Wednesday, 21 March 2012

NUJ accepts new FT pay offer and calls off action

NUJ members at the Financial Times have accepted a new pay offer from management and called off industrial action planned for this week.

The NUJ chapel said in a statement: "Following negotiations with the NUJ, management has agreed to raise this year's pay award by 0.5 per cent across the board, starting from July 1. During final negotiations we were also pleased to learn that the profit-related bonus, negotiated with the NUJ three years ago, will be £394 this year, to pay out at the end of this month.

"The FT NUJ chapel voted unanimously to welcome the decision to redistribute this year's pay award more equitably. We welcome management's commitment to discuss with the NUJ the lessons of the pay dispute and to revise and complete the draft house agreement accordingly. We urge management to convince us by its actions that it is serious about avoiding similar disputes in future.

"NUJ members welcome Lionel Barber's offer of talks on improving the transparency and substance of future pay negotiations. In that spirit, we propose to start such a process with a meeting between NUJ officers and the editor, the new managing editor and other senior managers. We welcome management's commitment to collective bargaining, and look forward in a spirit of good faith to renewing negotiations over the many issues and challenges facing the FT."

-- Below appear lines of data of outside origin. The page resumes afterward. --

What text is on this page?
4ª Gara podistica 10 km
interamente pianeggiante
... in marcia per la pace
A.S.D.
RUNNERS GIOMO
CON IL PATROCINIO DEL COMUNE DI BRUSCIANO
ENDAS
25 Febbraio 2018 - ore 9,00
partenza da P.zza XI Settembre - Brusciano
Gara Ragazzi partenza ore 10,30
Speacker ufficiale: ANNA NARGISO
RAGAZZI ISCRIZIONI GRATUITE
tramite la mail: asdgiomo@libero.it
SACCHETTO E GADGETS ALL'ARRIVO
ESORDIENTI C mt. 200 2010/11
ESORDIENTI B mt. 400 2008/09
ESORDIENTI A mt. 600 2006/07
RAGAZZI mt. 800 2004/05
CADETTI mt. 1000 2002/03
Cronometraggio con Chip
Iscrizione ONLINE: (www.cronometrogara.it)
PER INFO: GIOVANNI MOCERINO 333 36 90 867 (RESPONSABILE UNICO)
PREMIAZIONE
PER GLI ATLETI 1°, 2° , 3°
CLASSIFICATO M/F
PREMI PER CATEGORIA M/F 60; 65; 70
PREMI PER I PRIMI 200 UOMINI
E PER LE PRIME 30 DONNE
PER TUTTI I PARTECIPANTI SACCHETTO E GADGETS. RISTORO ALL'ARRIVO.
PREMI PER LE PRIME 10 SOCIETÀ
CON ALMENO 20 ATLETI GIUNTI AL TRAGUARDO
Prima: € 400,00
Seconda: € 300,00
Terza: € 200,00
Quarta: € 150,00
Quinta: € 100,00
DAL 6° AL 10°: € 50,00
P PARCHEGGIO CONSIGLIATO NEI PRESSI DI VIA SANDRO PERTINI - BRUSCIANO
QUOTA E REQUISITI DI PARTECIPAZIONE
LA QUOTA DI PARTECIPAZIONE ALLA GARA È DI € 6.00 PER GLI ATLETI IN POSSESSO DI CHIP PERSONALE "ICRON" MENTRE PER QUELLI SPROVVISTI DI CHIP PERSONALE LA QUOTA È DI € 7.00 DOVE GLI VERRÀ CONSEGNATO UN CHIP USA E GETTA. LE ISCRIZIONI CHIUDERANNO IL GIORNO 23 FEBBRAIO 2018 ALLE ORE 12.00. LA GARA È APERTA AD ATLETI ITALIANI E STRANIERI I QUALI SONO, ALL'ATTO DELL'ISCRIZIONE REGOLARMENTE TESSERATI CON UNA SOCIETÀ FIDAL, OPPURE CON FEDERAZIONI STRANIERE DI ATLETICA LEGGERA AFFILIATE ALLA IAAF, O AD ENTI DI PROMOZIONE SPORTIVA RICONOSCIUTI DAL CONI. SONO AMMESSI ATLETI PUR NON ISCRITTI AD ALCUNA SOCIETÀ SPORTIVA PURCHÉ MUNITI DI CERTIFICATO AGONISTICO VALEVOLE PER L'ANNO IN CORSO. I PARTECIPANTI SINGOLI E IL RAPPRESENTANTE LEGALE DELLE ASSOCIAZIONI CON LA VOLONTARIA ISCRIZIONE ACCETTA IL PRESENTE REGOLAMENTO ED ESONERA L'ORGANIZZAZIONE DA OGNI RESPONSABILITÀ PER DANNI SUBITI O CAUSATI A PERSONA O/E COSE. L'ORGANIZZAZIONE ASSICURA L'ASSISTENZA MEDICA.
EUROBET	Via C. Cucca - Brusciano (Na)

Steve Bird, FoC at the FT Group NUJ Chapel, added: "This dispute has shown that our members are as principled and tenacious as trade unionists as they are as journalists. I am proud of the chapel's response and very pleased that management has listened to the majority of its staff. We hope to rebuild good relations with senior managers and get back to producing a great newspaper."

The union says that in a letter to staff, Lisa MacLeod, FT managing editor, said the company would pay a further 0.5 per cent in addition to the previous award of 2-2.5 per cent. The overall paybill will still be 3.5 per cent.

The offer was considered controversial by the NUJ because a third of the money set aside for the year's increase was to be used as merit pay or for staff retention at the managing editor's discretion.

MacLeod said the award "recognises the hard work and vital contribution of our editorial team within the context of an extremely challenging commercial environment".